Peterhouse's JCR will vote in week fourChris Huang

PETERHOUSE – In what seems to be becoming something of a Michaelmas tradition, a Cambridge JCR will be asking its members whether or not they ought to remain affiliated to CUSU later this term.

This year it is the turn of Peterhouse’s JCR – the grandiosely named Sexcentenary Club (or, less grandiosely, the ‘Sex Club’ for short) – to decide whether their future lies with or away from the University-wide union, when they vote in a referendum on the matter in Week Four.

The referendum, which is scheduled to run between the 28th and 29th October, with a debate to be held on 26th October, comes on the heels of a letter sent to the Sex Club’s Committee in Easter term, claiming that CUSU had “let down Jewish students” in the way they had dealt with the furore over Malia Bouattia’s controversial election to the presidency of the National Union of Students (NUS).

The letter, which was signed by 17 anonymous Petreans, was sent on the day after Cambridge voted to remain part of NUS, and argued that this latest failing added to “longer term concerns about the organisation’s incompetence”, concluding that the only way forward was to split from CUSU.

The letter resulted in an open meeting of the Sex Club, with a referendum on CUSU on the agenda alongside another contentious issue – the return of a PS3 to the JCR, discussion of which, according the minutes, was delayed until Michaelmas.

Just who the ‘Peterhouse Seventeen’ are, however, is curiously murky territory – strongly suspected signatories include University Challenge winner Julian Sutcliffe, and Eloise Davies, whose 21st birthday cake (a scaled-down replica of the 700-year-old college rendered in sponge and fondant icing) shocked Daily Mail readers in March.

The identities of the primary backers of a so-called ‘Pexit’ is not the only unknown in this latest potential secession from CUSU. While Peterhouse weren’t the only college where dissatisfaction with CUSU had reached calls-for-a-referendum levels at the end of Easter term, they are thus by far the only college pressing ahead and putting the matter to a vote – rumblings and rumours of referendums at Queens’ and Clare having come to nothing.

It all begs the question of whether CUSU affiliation is still the hot political issue it was at Peterhouse in the heightened climate of rampant democracy that took over the University before the long summer vacation.

Indeed, past disaffiliation pushes and moves to re-affiliate have hardly captured the imagination of the student body at large.

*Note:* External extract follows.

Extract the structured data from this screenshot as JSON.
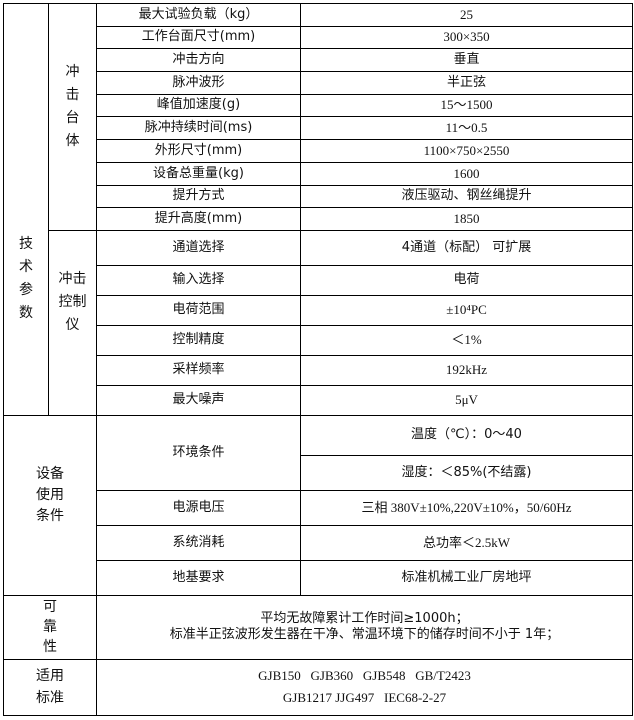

Having disaffiliated in 2006, Trinity College Students’ Union (TCSU) later re-affiliated in a move that one Trinitarian said was met with “absolute apathy”, and which was only possible because a Varsity reporter pushed the attendance of the re-affiliation meeting up to meet the quorum.

Last year, students at Fitz expressed their lack of interest by voting not to have a vote on leaving CUSU. The last time a college actually put their CUSU membership to a vote, the result was a landslide result in favour of Churchill retaining its ties.

If history is anything to go by, Peterhouse’s referendum probably won’t change anything and, even if it does, it’s unlikely many people will notice.